Donald Trump will seine Mauer. Dafür warb er in einer Rede an die Nation. Es gehe um Recht und Unrecht. Derweil geht der Shutdown weiter. Bald könnte es der längste Stillstand sein. Wir sprechen mit Arthur Landwehr, ARD-Korrespondent in Washington.

Seit über zwei Wochen hält der Haushaltsstreit zwischen Demokraten und Republikanern an: Das bedeutet Shutdown in den USA. Die Regierungsgeschäfte sind teilweise lahmgelegt. Viele Behören und Ämter sind geschlossen.

Die Mauer zu Mexiko ist Trumps großes Wahlversprechen

Der Streit dreht sich um Donald Trumps Lieblingsprojekt: den Bau einer Mauer zu Mexiko. Diese hatte er in seinem Wahlkampf immer wieder versprochen.

In seiner Rede an die Nation warb der Präsident für die Mauer. Er sprach von einer großen Krise an der Grenze zu Mexiko. Es sei eine humanitäre Krise als auch eine der nationalen Sicherheit. Über diese Grenze kämen zu viele Drogendealer und illegale Einwanderer. Donald Trump zählte einzelne Verbrechen auf, die in den vergangenen Monaten von illegalen Einwanderern verübt worden seien.

"Donald Trump baute in der Rede eine Stimmung von Angst auf."
Arthur Landwehr, ARD-Korrespondent in Washington

Mit seinen Ausführungen habe Donald Trump Angst erzeugen wollen, so Arthur Landwehr, ARD-Korrespondent in Washington. Trumps Kritiker bewerten die Situation an der Grenze anders. Die Zeitung New York Times hat Trumps Aussagen seiner Ansprache überprüft.

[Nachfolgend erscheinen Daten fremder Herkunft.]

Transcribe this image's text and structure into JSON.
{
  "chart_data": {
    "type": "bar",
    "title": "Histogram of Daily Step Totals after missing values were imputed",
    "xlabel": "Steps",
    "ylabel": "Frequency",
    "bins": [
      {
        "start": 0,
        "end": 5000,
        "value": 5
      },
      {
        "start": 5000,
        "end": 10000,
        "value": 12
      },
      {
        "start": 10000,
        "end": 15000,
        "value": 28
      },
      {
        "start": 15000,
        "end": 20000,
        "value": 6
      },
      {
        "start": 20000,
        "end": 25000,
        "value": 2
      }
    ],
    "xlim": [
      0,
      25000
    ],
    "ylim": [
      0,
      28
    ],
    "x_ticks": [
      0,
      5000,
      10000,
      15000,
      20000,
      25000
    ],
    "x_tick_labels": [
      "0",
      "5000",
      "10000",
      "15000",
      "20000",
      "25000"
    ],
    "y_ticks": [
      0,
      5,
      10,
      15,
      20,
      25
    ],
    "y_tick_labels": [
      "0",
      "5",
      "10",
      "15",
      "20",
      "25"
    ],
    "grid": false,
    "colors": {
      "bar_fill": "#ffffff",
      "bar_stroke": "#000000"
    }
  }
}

Der US-Präsident sprach in seiner Rede von einer Grundsatzentscheidung: Es ginge um Recht und Unrecht.

"Das ist eine Entscheidung zwischen richtig und falsch. Zwischen Recht und Unrecht."
Donald Trump, US-Präsident während seiner Rede an die Nation

Zugleich ruderte Donald Trump in seiner Ansprache ein Stück weit zurück. Er nutzte andere Begrifflichkeiten. "Trump spricht nicht mehr nur von einer Mauer", sagt Arthur Landwehr. Donald Trump sprach von einer Barriere aus Stahlgittern statt Beton. Das könnte eine Lösung sein, so Arthur Landwehr. Die Republikaner bekommen damit eine Art Mauer und die Demokraten würden eine Betonmauer verhindern.

An der Grenze zwischen den USA und Mexiko wurden Mauerabschnitte aufgestellt. Sie sind Prototypen für die von den USA geplante Mauer (19.01.2018)
© Xinhua | Imago
Erst ging es um eine Mauer aus Beton. Diese Prototypen wurden an der Grenze zu Mexiko aufgebaut.

Nach Trumps Rede an die Nation, reagierten die Demokraten direkt. Nancy Pelosi, die demokratische Führerin im Repräsentantenhaus, machte deutlich, dass ihre Partei den Bau einer Mauer ablehne. Die Demokraten seien zwar für die Sicherheit entlang der Grenze. Aber die Mauer widerspräche den US-amerikanischen Werten. Klingt nach Stillstand in Washington.

Der Streit geht weiter, damit auch der Shutdown

Solange sich die Republikaner und Demokraten aber nicht einig werden, geht der Shutdown weiter. Heute (09.01.19) ist Tag 18. Der Rekord liegt bei 21 Tagen. Es gibt zwar wieder Gesprächstermine zwischen den Parteien, aber nach Einigung sieht das nicht aus, findet Arthur Landwehr.

"Beide Parteien sind eher auf Public Relation-Tour und versuchen die öffentliche Meinung auf ihre Seite zu bringen, aber nicht aufeinander zuzugehen."
Arthur Landwehr, ARD-Korrespondent in Washington

Hält der Shutdown an, wird das für immer mehr US-Bürger richtig ärgerlich. Manche bekommen keine Gehälter. Andere warten dringend auf Genehmigungen einzelner Behörden.

Ein Mittel bleibt: der Notstand

US-Präsident Trump bleibt noch eine Möglichkeit. Er könnte den Notstand ausrufen, um doch die Mauer bauen zu lassen. "Trump könnte anordnen, dass das Militär beginnt, diese Mauer zu bauen", sagt Arthur Landwehr. Dafür würden andere Budgets genutzt und Trump könnte den Kongress umgehen. Die Opposition würde den Notstand vermutlich vor Gericht anzweifeln, ein langes Hin und Her wäre die Folge. Bislang hat Donald Trump lediglich mit einem Notstand gedroht. Ob er ernst macht, wird sich zeigen.